Bad news, people: President Trump is plotting to become dictator for life. Maybe.

At least, that was the theory floated this week by NBC News presidential historian Michael Beschloss, who claims the U.S. president may have plans to split the world three ways with Russian President Vladimir Putin and Chinese President Xi Jinping.

What a downer:

Beschloss’ theory is based partly on Trump’s congratulatory phone call to Putin this week as well as the president’s frequent jokes about seizing more power.

“[W]e always have to be suspicious” when presidents kid about embracing authoritarianism, the historian told MSNBC’s Rachael Maddow. “Maybe in his mind, it is not such a joke.”

In reference to the White House staffer who apparently leaked that Trump was told by his team not to congratulate Putin, Maddow said, “There is at least one person in the White House in a national security role who is basically trying to pull the fire alarm here. To alert the public to his actions.”

Beschloss argued further that there’s a big difference between having a good relationship with a foreign dictator, like former President Franklin Roosevelt had with Joseph Stalin, and recognizing an extremely dubious sham election, like Russia’s 2018 presidential race.

“Even if you have presidents like FDR dealing with someone like Stalin, with whom he didn’t exactly all the time disagree … He wasn’t always in lockstep saying Stalin was wonderful all the time. Donald Trump never criticizes Putin,” Beschloss said, adding that Trump is, “so pro-Russian he can barely even see.”

“We always have to ask why is this happening, some people say maybe Putin has something, the Russians have something on Trump. I think it may be something else,” he added. “This is a month when two leaders became leaders for life.”

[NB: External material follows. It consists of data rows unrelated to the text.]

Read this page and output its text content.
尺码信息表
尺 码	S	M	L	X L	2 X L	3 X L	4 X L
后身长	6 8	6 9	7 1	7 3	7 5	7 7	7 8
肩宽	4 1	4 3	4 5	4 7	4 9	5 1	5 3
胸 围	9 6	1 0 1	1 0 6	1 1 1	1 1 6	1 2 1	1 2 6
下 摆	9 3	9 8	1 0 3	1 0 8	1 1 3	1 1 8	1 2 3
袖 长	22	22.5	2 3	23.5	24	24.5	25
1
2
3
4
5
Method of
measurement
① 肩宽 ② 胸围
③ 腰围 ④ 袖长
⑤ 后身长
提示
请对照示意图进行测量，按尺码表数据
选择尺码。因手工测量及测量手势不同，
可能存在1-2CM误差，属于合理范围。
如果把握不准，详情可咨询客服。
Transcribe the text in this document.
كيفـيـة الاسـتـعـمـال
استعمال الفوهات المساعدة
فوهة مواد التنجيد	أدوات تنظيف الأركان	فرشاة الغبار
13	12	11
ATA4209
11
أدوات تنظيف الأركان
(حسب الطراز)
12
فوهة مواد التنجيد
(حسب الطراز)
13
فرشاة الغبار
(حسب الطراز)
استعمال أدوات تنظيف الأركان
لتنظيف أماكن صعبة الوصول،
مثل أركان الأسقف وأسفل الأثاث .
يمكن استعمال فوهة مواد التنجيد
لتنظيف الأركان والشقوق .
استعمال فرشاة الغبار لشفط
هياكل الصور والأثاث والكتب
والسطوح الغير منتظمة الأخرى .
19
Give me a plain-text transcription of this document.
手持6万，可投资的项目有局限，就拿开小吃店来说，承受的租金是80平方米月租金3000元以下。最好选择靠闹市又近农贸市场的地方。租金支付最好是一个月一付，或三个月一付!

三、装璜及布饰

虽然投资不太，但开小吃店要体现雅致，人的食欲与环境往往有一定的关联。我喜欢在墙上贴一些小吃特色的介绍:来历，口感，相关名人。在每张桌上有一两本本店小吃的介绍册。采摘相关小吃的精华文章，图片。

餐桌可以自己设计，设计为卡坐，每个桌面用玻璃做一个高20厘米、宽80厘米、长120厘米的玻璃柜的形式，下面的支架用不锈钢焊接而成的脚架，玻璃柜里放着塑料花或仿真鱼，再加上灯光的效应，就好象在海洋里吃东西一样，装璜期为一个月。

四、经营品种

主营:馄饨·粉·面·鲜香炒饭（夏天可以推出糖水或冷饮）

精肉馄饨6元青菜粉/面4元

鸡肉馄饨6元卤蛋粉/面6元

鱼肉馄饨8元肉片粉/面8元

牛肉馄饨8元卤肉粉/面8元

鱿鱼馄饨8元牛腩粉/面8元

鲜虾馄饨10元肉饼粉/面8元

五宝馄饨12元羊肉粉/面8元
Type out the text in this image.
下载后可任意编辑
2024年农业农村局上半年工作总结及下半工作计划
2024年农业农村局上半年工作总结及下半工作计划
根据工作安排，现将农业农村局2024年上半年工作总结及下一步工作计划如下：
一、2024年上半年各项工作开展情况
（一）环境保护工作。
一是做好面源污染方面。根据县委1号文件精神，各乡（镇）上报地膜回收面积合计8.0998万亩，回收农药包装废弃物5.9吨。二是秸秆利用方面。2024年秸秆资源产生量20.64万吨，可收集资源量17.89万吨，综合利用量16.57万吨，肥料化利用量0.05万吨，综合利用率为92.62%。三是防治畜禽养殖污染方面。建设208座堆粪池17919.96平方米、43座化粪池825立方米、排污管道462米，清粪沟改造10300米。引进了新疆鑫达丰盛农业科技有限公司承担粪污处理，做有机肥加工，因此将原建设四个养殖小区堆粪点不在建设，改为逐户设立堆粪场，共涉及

He is referring, of course, to China moving to remove term limits and Putin scoring his fourth consecutive six-year term.

“President Trump also talks about this ‘America First,’ with this idea that maybe the Chinese will have a sphere of influence, the Russians will have their sphere of influence, and we’ll have ours,” Beschloss said. “He joked about being president for life, Donald Trump did, said it was a joke. I think we always have to be suspicious that maybe in his mind, it is not such a joke.”

“That is dark,” Maddow said, nodding solemnly.

It is indeed dark. It also doesn’t speak well to one’s confidence in the system of governance established by the Founding Fathers when one entertains the possibility that a man as politically illiterate as Trump could actually wrestle control from the other two branches.

Then again, Trump appears to have made everyone crazy.